Next time I’ll be filling in more of the functions toward the goal of completing the API. So stay tuned!
#1 by Alan on December 19th, 2009 ·
Why did you choose to go with node object vs. a node interface – my preferred approach.
Is it a performance issue? Interfaces are inherently slower and accessors are slow as well, but I find the flexibility of the interface much more portable and reusable.
Another downside to a node object is object creation. This implementation would require creating your value about, creating your node ‘container’ and then nesting your data inside of the node – doubling the amount of objects you have.
#2 by jackson on December 19th, 2009 ·
There are two issues here:
Performance – As you point out, calling methods on interfaces is slow. I also showed this in my article on function performance. I assume you mean some kind of getter for the node data here. My approach requires no function call, getter or otherwise, but instead just accesses an untyped variable (*). This is consistent with the Array API in that it simply holds anything you want. Even if you did have a getter for the data, it too would need to be untyped so as to support any type and be portable and reusable, as you point out.

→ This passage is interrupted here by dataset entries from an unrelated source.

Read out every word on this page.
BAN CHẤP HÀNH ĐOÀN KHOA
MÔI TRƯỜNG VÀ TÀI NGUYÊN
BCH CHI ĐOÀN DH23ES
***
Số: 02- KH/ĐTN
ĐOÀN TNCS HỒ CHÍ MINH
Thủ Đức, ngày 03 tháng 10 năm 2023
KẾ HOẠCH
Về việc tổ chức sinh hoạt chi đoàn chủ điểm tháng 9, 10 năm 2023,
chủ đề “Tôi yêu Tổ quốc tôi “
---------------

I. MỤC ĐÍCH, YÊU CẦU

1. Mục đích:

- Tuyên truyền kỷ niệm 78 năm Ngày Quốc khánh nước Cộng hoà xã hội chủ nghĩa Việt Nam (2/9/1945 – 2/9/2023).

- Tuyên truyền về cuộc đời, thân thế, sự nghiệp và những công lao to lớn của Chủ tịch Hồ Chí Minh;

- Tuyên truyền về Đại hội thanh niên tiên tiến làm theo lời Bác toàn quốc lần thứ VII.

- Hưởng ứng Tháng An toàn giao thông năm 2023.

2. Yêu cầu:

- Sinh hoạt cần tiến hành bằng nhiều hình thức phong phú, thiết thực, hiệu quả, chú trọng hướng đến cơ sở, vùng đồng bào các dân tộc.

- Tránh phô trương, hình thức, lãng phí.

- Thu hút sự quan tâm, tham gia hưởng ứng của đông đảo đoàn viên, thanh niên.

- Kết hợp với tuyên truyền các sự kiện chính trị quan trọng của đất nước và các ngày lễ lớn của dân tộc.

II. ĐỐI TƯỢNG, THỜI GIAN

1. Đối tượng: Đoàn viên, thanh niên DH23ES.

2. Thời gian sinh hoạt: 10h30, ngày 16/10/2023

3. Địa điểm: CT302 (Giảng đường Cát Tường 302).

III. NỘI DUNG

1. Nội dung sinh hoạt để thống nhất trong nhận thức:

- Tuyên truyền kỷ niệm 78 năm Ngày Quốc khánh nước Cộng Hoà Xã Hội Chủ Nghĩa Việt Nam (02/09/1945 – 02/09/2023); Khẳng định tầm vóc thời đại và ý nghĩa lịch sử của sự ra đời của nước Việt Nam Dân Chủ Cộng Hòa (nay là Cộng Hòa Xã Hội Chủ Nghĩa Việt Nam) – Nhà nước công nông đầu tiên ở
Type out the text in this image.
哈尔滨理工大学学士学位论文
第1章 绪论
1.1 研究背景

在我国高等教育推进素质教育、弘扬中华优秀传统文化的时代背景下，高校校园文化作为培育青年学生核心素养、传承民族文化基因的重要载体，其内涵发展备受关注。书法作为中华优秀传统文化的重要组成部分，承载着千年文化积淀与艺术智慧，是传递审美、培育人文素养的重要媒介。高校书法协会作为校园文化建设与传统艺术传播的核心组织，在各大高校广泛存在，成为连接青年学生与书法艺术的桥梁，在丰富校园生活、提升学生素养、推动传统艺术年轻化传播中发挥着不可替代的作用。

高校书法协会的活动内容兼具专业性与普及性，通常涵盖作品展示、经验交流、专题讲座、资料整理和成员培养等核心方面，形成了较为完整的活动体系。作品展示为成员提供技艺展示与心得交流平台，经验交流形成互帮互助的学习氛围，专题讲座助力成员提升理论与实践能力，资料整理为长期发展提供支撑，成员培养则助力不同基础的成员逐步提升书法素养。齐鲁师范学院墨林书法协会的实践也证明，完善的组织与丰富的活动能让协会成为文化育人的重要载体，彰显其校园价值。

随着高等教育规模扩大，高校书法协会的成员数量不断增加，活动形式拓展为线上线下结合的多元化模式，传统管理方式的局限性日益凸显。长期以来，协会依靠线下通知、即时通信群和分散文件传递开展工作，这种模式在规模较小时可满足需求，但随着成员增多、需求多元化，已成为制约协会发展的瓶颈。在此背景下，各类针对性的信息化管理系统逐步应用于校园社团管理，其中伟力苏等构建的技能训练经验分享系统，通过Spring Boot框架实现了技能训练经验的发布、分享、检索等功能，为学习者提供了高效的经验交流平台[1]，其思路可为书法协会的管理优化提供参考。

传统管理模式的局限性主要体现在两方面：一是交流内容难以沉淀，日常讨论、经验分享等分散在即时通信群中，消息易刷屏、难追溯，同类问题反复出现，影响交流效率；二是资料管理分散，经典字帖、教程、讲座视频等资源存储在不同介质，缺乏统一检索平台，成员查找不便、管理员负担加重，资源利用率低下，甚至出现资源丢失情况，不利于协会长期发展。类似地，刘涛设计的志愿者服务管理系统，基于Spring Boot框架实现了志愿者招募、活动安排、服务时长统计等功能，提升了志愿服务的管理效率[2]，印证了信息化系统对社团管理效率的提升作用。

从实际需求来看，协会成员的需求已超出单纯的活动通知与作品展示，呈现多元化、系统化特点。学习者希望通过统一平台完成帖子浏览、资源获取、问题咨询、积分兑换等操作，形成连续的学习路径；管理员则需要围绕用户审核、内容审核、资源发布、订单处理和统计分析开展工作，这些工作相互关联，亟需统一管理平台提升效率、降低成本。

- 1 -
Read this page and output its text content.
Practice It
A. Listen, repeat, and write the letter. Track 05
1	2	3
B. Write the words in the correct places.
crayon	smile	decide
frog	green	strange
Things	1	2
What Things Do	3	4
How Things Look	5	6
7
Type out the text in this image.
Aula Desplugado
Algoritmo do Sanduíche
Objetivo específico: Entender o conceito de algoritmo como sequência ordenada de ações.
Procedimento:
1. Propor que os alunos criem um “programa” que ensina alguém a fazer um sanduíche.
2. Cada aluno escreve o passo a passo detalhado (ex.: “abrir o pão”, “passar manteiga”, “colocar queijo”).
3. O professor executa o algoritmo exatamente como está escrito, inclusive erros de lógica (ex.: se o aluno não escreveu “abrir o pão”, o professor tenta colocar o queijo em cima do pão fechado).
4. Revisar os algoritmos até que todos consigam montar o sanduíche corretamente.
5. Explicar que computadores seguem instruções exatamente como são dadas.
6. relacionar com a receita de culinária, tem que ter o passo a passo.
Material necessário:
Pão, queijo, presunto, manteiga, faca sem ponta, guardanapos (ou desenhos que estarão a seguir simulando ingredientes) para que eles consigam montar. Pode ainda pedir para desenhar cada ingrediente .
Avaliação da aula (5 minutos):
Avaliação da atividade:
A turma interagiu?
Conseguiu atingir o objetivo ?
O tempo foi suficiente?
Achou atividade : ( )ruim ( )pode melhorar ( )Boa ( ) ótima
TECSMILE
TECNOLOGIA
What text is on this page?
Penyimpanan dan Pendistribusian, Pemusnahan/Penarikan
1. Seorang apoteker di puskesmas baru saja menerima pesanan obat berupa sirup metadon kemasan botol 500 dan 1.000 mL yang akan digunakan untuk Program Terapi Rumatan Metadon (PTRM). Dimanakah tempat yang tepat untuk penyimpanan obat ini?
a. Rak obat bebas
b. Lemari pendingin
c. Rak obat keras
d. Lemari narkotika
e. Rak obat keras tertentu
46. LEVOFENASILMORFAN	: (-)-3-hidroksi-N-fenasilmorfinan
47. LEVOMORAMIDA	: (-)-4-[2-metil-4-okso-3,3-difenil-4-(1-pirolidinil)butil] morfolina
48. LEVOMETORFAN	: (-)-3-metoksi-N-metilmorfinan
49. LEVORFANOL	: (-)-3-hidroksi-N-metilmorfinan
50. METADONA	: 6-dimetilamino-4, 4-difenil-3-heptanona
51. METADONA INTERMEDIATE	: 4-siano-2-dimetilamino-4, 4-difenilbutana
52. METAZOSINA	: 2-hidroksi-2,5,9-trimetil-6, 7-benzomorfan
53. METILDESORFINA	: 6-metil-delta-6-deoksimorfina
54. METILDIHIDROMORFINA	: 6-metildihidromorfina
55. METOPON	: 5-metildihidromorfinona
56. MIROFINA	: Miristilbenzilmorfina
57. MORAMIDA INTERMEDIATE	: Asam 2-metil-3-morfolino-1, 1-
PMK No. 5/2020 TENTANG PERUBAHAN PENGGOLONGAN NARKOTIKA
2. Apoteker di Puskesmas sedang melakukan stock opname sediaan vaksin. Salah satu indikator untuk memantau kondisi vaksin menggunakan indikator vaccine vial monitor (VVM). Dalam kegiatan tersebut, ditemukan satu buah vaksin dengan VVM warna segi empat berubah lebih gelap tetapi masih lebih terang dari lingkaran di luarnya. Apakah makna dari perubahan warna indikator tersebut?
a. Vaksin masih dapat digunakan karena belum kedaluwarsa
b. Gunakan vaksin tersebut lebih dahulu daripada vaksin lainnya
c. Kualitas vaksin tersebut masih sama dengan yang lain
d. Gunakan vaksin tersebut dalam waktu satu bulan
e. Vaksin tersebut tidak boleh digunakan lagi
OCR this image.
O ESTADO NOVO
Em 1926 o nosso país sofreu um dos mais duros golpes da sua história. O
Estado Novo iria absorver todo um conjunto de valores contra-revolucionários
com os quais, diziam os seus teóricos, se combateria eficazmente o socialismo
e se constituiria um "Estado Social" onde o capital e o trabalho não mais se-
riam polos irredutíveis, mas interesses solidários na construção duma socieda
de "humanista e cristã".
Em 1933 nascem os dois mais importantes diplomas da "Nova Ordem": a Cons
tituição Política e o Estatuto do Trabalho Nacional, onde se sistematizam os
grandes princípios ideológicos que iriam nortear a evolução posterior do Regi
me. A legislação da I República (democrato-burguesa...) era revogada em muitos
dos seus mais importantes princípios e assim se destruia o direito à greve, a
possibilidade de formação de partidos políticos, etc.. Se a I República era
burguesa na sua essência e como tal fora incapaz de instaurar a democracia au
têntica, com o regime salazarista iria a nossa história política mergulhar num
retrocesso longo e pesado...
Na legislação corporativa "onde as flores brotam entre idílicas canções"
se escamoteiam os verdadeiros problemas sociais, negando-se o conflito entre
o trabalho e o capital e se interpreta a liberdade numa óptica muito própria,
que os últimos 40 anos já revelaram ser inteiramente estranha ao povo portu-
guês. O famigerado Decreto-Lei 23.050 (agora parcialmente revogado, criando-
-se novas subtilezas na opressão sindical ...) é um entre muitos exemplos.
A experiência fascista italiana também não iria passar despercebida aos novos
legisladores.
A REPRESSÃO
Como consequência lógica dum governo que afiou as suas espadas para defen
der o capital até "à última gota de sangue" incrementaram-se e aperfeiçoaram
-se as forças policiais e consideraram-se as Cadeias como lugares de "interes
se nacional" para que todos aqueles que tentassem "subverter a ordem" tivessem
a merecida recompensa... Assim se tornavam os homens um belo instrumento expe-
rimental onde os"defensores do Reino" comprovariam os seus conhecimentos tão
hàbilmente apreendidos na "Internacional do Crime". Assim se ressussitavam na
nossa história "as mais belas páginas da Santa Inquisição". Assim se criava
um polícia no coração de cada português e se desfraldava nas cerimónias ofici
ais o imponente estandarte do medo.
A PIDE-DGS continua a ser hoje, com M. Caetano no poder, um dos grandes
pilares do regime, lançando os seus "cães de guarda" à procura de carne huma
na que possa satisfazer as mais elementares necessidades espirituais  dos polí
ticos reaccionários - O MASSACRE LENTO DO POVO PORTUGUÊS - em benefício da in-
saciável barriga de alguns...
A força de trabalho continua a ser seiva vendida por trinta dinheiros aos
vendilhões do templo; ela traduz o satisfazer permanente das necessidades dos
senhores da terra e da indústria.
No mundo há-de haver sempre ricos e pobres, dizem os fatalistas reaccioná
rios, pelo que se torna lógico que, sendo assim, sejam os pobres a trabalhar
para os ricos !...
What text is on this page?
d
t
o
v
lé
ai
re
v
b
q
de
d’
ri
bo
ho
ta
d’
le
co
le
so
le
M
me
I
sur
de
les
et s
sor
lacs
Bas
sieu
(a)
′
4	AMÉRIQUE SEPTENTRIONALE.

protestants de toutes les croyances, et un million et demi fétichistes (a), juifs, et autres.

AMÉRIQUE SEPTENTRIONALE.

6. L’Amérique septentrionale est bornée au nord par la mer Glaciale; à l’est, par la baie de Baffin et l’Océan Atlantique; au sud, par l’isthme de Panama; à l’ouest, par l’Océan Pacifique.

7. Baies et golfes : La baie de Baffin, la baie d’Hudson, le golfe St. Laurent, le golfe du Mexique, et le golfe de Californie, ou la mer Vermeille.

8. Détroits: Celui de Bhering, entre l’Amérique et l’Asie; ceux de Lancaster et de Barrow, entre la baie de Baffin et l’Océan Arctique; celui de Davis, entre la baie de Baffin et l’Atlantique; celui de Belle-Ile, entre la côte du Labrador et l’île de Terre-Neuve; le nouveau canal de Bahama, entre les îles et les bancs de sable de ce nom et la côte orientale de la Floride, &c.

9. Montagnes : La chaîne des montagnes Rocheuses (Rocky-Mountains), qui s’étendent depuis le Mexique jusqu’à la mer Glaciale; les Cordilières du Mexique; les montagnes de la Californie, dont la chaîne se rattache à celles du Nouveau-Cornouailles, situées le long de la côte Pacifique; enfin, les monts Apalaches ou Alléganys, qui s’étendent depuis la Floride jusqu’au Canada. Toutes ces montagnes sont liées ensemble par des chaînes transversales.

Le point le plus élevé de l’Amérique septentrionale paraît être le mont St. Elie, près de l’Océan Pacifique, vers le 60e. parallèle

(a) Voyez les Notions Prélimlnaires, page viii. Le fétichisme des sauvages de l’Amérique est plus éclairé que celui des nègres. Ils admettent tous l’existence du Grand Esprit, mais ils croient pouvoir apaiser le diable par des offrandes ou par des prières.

Number of objects – An interface doesn’t get around the creation of objects. You have to have an object at each node so that you can hold the next and previous pointers. The only way around this would be to require that the only data allowed to be stored in the list would have these pointers built into it. This is possible using an interface, but gets really restrictive when you consider that you have to create node wrapper classes a lot (eg. class StringNode, class IntNode, class UintNode, …). Still, instances of these node wrappers are also objects. So I’m not sure how you can save on the number of objects. Could you show an example?
PS: I think I’ve found your article about AS3 linked lists. I’d like to read a follow-up to it showing the complete linked list class and some usage examples. Do you have one? I’d like to learn more about your strategy. :)
#3 by jonathan on December 19th, 2009 ·
Have you try final keyword for your node. it’s increase performance when you browse a linked list (see http://www.quasimondo.com/archives/000692.php).
#4 by jackson on December 19th, 2009 ·
I tried adding the final keyword to LinkedListNode and to LinkedList, but it didn’t make any difference to the performance. This is in keeping with my findings for final functions. That article was light on details though. Can you point me to a benchmark showing more about how to get a speedup out of final? I’d be quite interested in any approach that can speed up this code. Thanks.
#5 by Kronoshifter on October 3rd, 2010 ·
I agree with Alan. Using a node object isn’t as good as having a node interface. You wouldn’t have to write all those wrapper classes. Rather, the node interface could just be implemented by a previously existing class, with its data property pointing to itself. As an example, in a little game I’ve been working on I have an Enemy class. Now instead of writing a node to contain my Enemy object, all I need to do is have my Enemy object implement the node interface and voila! My Enemy object IS the node.
#6 by jackson on October 3rd, 2010 ·
That is an interesting third approach. Many people would complain that your
Enemy
class shouldn’t know that it is part of a node from a design standpoint. However, it does eliminate an extra object per node, so it could mean a performance gain. Perhaps I’ll do an update to this series to explore the performance benefits…